My gift is to help you see the world in a different way.

Your job now is to probe, but with no agenda.

What price do you pay for this?

What have you tried?

Why does this matter to you?

You’re teaching the client what to focus on.

The client’s question is always: “Will I be seen by you?”

Understand the problem

Ask * What are you up against?

Listen for a human dimension

Re-state the issue in own words

No help or subtle advice

Operate out of invitation as far as possible

The way we contract is part of our offering to the world

Our job is to make explicit what is unstated.

In the corporate world, the only time we can appreciate you is when you leave. We give you a party when you leave, and a present, and say goodbye: “Now I can love you, because you’re no longer a threat.”

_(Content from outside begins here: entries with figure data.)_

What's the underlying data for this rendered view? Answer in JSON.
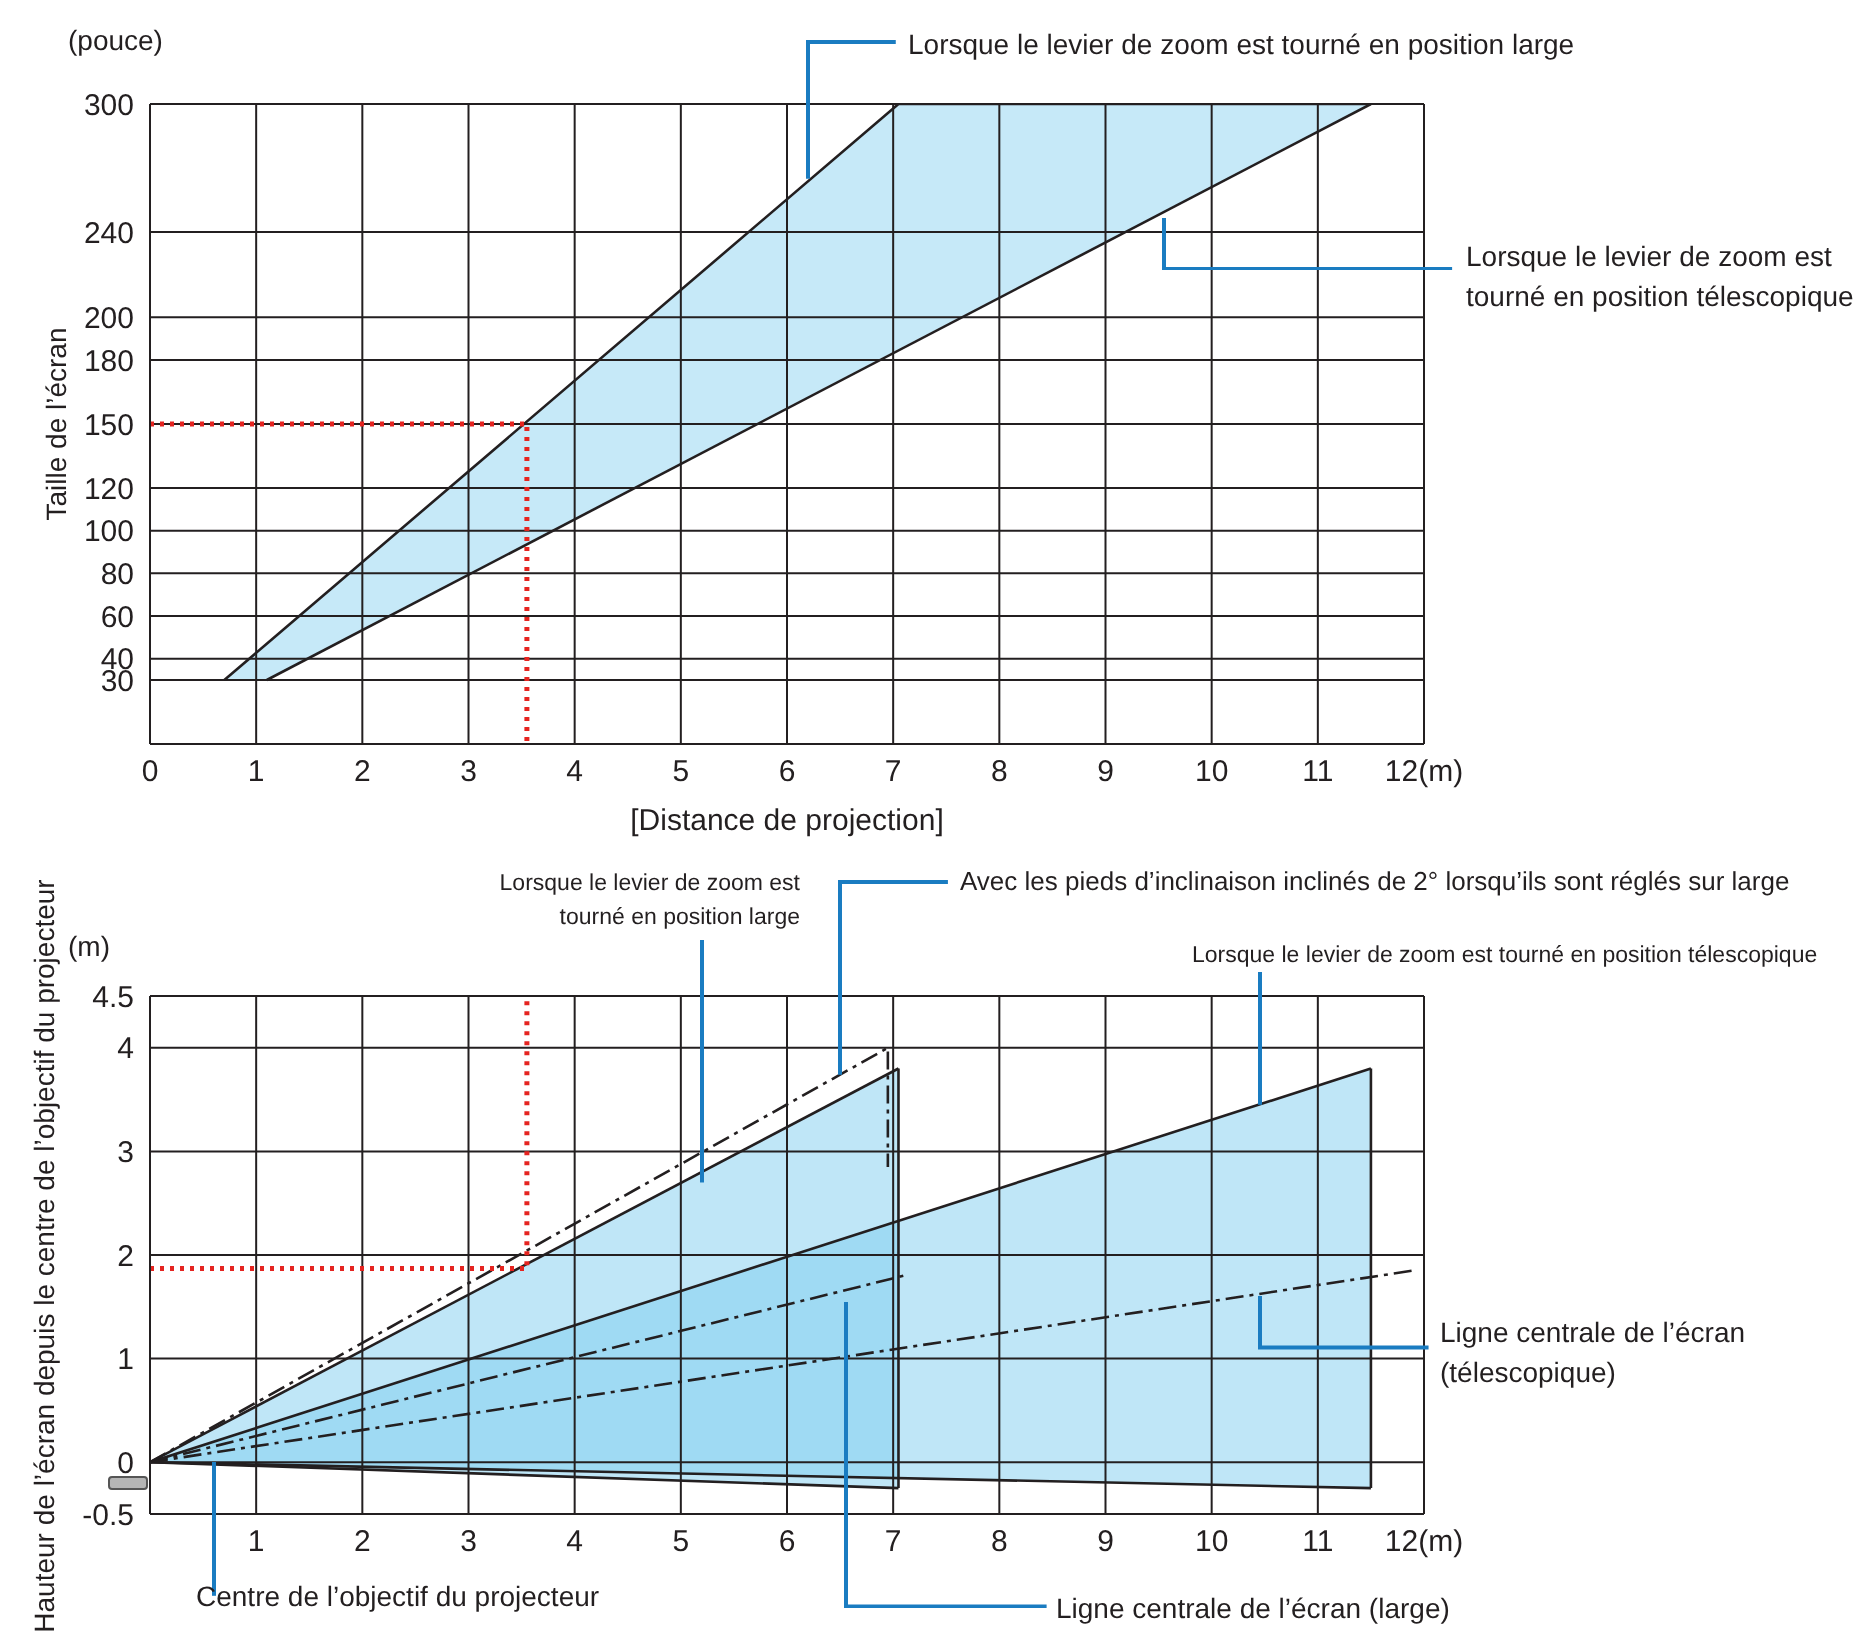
{
  "chart_data": [
    {
      "type": "line",
      "ylabel": "Taille de l’écran",
      "xlabel": "[Distance de projection]",
      "xlim": [
        0,
        12
      ],
      "xticks": [
        0,
        1,
        2,
        3,
        4,
        5,
        6,
        7,
        8,
        9,
        10,
        11,
        {
          "value": 12,
          "label": "12(m)"
        }
      ],
      "ylim": [
        0,
        300
      ],
      "yticks": [
        30,
        40,
        60,
        80,
        100,
        120,
        150,
        180,
        200,
        240,
        300
      ],
      "grid": true,
      "marker": "none",
      "series": [
        {
          "type": "line",
          "color": "#231f20",
          "x": [
            0.7,
            1.1,
            7.05,
            11.5
          ],
          "values": [
            30,
            47,
            300,
            300
          ],
          "lower": [
            30,
            30,
            185,
            300
          ],
          "upper": [
            30,
            47,
            300,
            300
          ]
        },
        {
          "type": "line",
          "color": "#231f20",
          "x": [
            1.1,
            11.5
          ],
          "values": [
            30,
            300
          ]
        },
        {
          "type": "line",
          "color": "#e52420",
          "line_style": "dotted",
          "x": [
            0,
            3.55,
            3.55
          ],
          "values": [
            150,
            150,
            0
          ]
        }
      ],
      "annotations": [
        "(pouce)",
        {
          "text": "Lorsque le levier de zoom est tourné en position large",
          "x": 6.2,
          "y": 265
        },
        {
          "text": "Lorsque le levier de zoom est tourné en position télescopique",
          "x": 9.55,
          "y": 247
        }
      ]
    },
    {
      "type": "line",
      "ylabel": "Hauteur de l’écran depuis le centre de l’objectif du projecteur",
      "xlim": [
        0,
        12
      ],
      "xticks": [
        1,
        2,
        3,
        4,
        5,
        6,
        7,
        8,
        9,
        10,
        11,
        {
          "value": 12,
          "label": "12(m)"
        }
      ],
      "ylim": [
        -0.5,
        4.5
      ],
      "yticks": [
        -0.5,
        0,
        1,
        2,
        3,
        4,
        4.5
      ],
      "grid": true,
      "marker": "none",
      "series": [
        {
          "type": "line",
          "color": "#231f20",
          "x": [
            0,
            11.5
          ],
          "values": [
            0,
            3.8
          ],
          "lower": [
            0,
            -0.25
          ],
          "upper": [
            0,
            3.8
          ]
        },
        {
          "type": "line",
          "color": "#231f20",
          "x": [
            0,
            11.5
          ],
          "values": [
            0,
            -0.25
          ]
        },
        {
          "type": "line",
          "color": "#231f20",
          "x": [
            11.5,
            11.5
          ],
          "values": [
            -0.25,
            3.8
          ]
        },
        {
          "type": "line",
          "color": "#231f20",
          "x": [
            0,
            7.05
          ],
          "values": [
            0,
            3.8
          ],
          "lower": [
            0,
            -0.25
          ],
          "upper": [
            0,
            3.8
          ]
        },
        {
          "type": "line",
          "color": "#231f20",
          "x": [
            0,
            7.05
          ],
          "values": [
            0,
            -0.25
          ]
        },
        {
          "type": "line",
          "color": "#231f20",
          "x": [
            7.05,
            7.05
          ],
          "values": [
            -0.25,
            3.8
          ]
        },
        {
          "type": "line",
          "color": "#231f20",
          "line_style": "dashed",
          "x": [
            0,
            6.95,
            6.95
          ],
          "values": [
            0,
            4.0,
            2.85
          ]
        },
        {
          "type": "line",
          "color": "#231f20",
          "line_style": "dashed",
          "x": [
            0,
            7.1
          ],
          "values": [
            0,
            1.8
          ]
        },
        {
          "type": "line",
          "color": "#231f20",
          "line_style": "dashed",
          "x": [
            0,
            11.9
          ],
          "values": [
            0,
            1.85
          ]
        },
        {
          "type": "line",
          "color": "#e52420",
          "line_style": "dotted",
          "x": [
            0,
            3.55,
            3.55
          ],
          "values": [
            1.87,
            1.87,
            4.5
          ]
        }
      ],
      "annotations": [
        "(m)",
        {
          "text": "Lorsque le levier de zoom est tourné en position large",
          "x": 5.2,
          "y": 2.7
        },
        {
          "text": "Avec les pieds d’inclinaison inclinés de 2° lorsqu’ils sont réglés sur large",
          "x": 6.5,
          "y": 3.74
        },
        {
          "text": "Lorsque le levier de zoom est tourné en position télescopique",
          "x": 10.45,
          "y": 3.45
        },
        {
          "text": "Ligne centrale de l’écran (télescopique)",
          "x": 10.45,
          "y": 1.6
        },
        {
          "text": "Ligne centrale de l’écran (large)",
          "x": 6.55,
          "y": 1.55
        },
        {
          "text": "Centre de l’objectif du projecteur",
          "x": 0.6,
          "y": 0
        }
      ]
    }
  ]
}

What to do when you’re lost

Whenever I get lost, I stop analysing. I say * What do I want?

What do they want?

both from me, and from this project.

Our job is to teach the humanity back into the system.

What do I want? * Give up your “turnkey” fantasy

I do work, not magic

Shrink your expectations

Let me know your doubts as they arise

I need resources, time, access.

Tell the client : “keep doing XYZ.”

Write down the agreement if you like. It’s unenforceable, but at least it makes things clearer.

What do you want from as an outcome?

What do you want from me?

This is what i want from you

Find and name the agreement.

Greater clarity

Insurance questions: We’ve reached agreement, let’s have one more stab at concerns.

How do you feel about your level of control you have (this legitimises the conversation about control)

Any concerns around risks/ vulnerabilities.

If you did have some concerns, what would they be?

People will sacrifice outcomes for control. They would rather have control than results.

Name: Here is what you did right.

What did I do that was useful.


Re-name / re-frame the problem in a more actionable way.

Here is the problem as we now see it.

Now what are the other people still doing to create / sustain the problem?

What is your contribtion to create the problem?

What is contribution to sustain the problem?

And if the person says they don’t know, then that’s their contribution! They’re a spectator, not a player.

What choices do you think you have?

That’s our job: to give our clients options.